It’s unclear how a less painful alternative to the governor’s revised budget proposal would affect state government’s IT spend, but here are five technologies that have brought a return on investment for some departments without large, expensive, time-consuming modernizations.
The Legislature has until June 15 to approve a budget for the 2020-2021 fiscal year, which begins July 1, and Democratic lawmakers’ response to Newsom’s revised budget relies in part on the possibility of congressional aid. Meanwhile, some state chief information officers are already feeling the pain of the projected $54.3 billion budget shortfall brought on by the novel coronavirus (COVID-19) pandemic, and many others are making use of tech to improve existing processes and improve online service with a somewhat lighter lift. Among the takeaways:
• Chatbots that can directly engage a website visitor without immediately involving a staffer – potentially reducing in-person visits and interaction times while increasing customer service -- have long been on the rise. California locals using chatbots include Los Angeles city hall and police as well as numerous counties, such as San Joaquin and Placer. State agencies deploying it include the California Secretary of State’s Office, Covered California, the Financial Information System of California (FI$Cal), California Complete Count Census 2020 and the California Department of Motor Vehicles. In Los Angeles, Chip the Chatbot proved so popular at City Hall, he was quickly deputized to assist police with recruiting. State census officials developed their chatbot using a Microsoft artificial intelligence service on the back end and with Microsoft Azure hosting, and they offered the code free to the state’s 58 counties. DMV’s chatbot, Miles, was stood up with help from Salesforce and Verizon to answer questions about the federally mandated Real ID; it was estimated to have ongoing costs of around $500,000 annually, pre-funded by a one-time payment of $2.9 million.
• Optical character recognition (OCR) isn’t new, but then, governments aren’t famously early adopters. One state agency putting it to good use is DMV, its Director Steve Gordon told Techwire recently; the department uses OCR to digitize documents and extract information.
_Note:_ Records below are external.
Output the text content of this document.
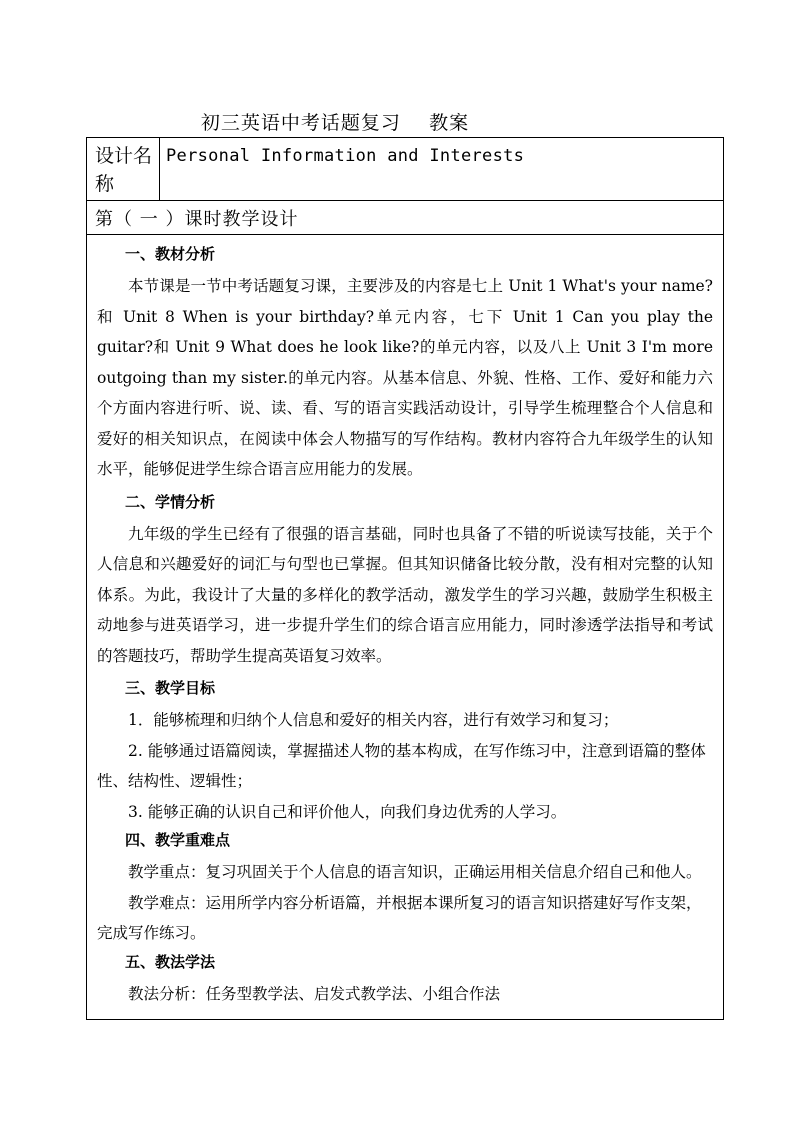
初三英语中考话题复习    教案
设计名称	Personal Information and Interests
第（ 一 ）课时教学设计

一、教材分析

本节课是一节中考话题复习课，主要涉及的内容是七上 Unit 1 What's your name?和 Unit 8 When is your birthday?单元内容，七下 Unit 1 Can you play the guitar?和 Unit 9 What does he look like?的单元内容，以及八上 Unit 3 I'm more outgoing than my sister.的单元内容。从基本信息、外貌、性格、工作、爱好和能力六个方面内容进行听、说、读、看、写的语言实践活动设计，引导学生梳理整合个人信息和爱好的相关知识点，在阅读中体会人物描写的写作结构。教材内容符合九年级学生的认知水平，能够促进学生综合语言应用能力的发展。

二、学情分析

九年级的学生已经有了很强的语言基础，同时也具备了不错的听说读写技能，关于个人信息和兴趣爱好的词汇与句型也已掌握。但其知识储备比较分散，没有相对完整的认知体系。为此，我设计了大量的多样化的教学活动，激发学生的学习兴趣，鼓励学生积极主动地参与进英语学习，进一步提升学生们的综合语言应用能力，同时渗透学法指导和考试的答题技巧，帮助学生提高英语复习效率。

三、教学目标

1．能够梳理和归纳个人信息和爱好的相关内容，进行有效学习和复习；

2. 能够通过语篇阅读，掌握描述人物的基本构成，在写作练习中，注意到语篇的整体性、结构性、逻辑性；

3. 能够正确的认识自己和评价他人，向我们身边优秀的人学习。

四、教学重难点

教学重点：复习巩固关于个人信息的语言知识，正确运用相关信息介绍自己和他人。

教学难点：运用所学内容分析语篇，并根据本课所复习的语言知识搭建好写作支架，完成写作练习。

五、教法学法

教法分析：任务型教学法、启发式教学法、小组合作法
The California Department of Rehabilitation also uses it, to make inaccessible basic text usable without taking up staff time and to aggregate that text into documents that can be used by the visually impaired.
• Robotic process automation is now being used by several state agencies and public-sector providers to improve accuracy, boost transaction numbers and improve employee efficiency. Covered California uses it to streamline the electronic verification of enrollees seeking financial assistance. Among the state entities working with provider UiPath are the California State Association of Counties Excess Insurance Authority (CSAC EIA), a joint powers authority that insures roughly 2,000 public agencies; the California Department of State Hospitals, which uses it to speed up admissions; and DMV, which also worked with Cambria Solutions and SimpliGov to automate the application process for motor carrier permit renewals. That went live in March.
At Tuesday’s Techwire Virtual Industry Briefing, Chad Crowe, CIO for the California Department of Human Resources, cautioned attendees on automation generally, pointing out that upfront costs can mean “it’s hard for executives to see the ROI sometimes … .”
“But it’s our job as a state CIO, as AIOs, CIOs … to convey that message and to show the opportunity and why we need to get there,” he said.
• The ability to finalize documents via digital or electronic signatures isn’t brand new to government – but like other technologies, it has taken on a deeper significance during the pandemic. Among the agencies using it, in 2016 the California Department of Technology (CDT) chose two e-signature options for agencies or departments to augment its portfolio of hosted services, contracting with Carahsoft Technology Corp. for DocuSign and Taborda Solutions Inc. for Adobe Sign. The following year, the Judicial Council of California sought its own e-signature tool. And on Tuesday, DOR CIO Jon Kirkham said his department is focusing on electronic signature capabilities during the crisis, indicating “with what’s going on right now, there’s been a much bigger push to move us in that direction.”
• Don’t count mainframe out. The venerable architecture isn’t overly breakage-prone, and as Richard Rogers is acting deputy state CIO and acting chief deputy director of CDT pointed out last year, its software may become outdated — but “the mainframe hardware — that iron — is not obsolete.” Existing investments in mainframe — alongside its performance, relatively low cost of incremental workload growth, and even its potential for agility — have made it a survivor, Claire Bailey, Compuware’s director of Federal, State and Local Solutions, wrote for Government Technology magazine* in 2015. In an RFQ late last year, the Franchise Tax Board sought a vendor to move its Mainframe Enterprise Tape Library off mainframe physical tape and for implementation of a Mainframe Business Class server at its Vacaville site. Last fall, partners including California Department of Industrial Relations, the California Division of Apprenticeship Standards and American River College debuted the zSystems Apprenticeship Pilot Program, to retrain state employees in non-IT classifications to work in three key areas of mainframe, in an event at CDT’s Training & Education Center in Rancho Cordova. The goal: growing the workforce in crucial areas of mainframe where employees are retiring and not being replaced.
*Government Technology magazine is a publication of e.Republic, which also produces Techwire.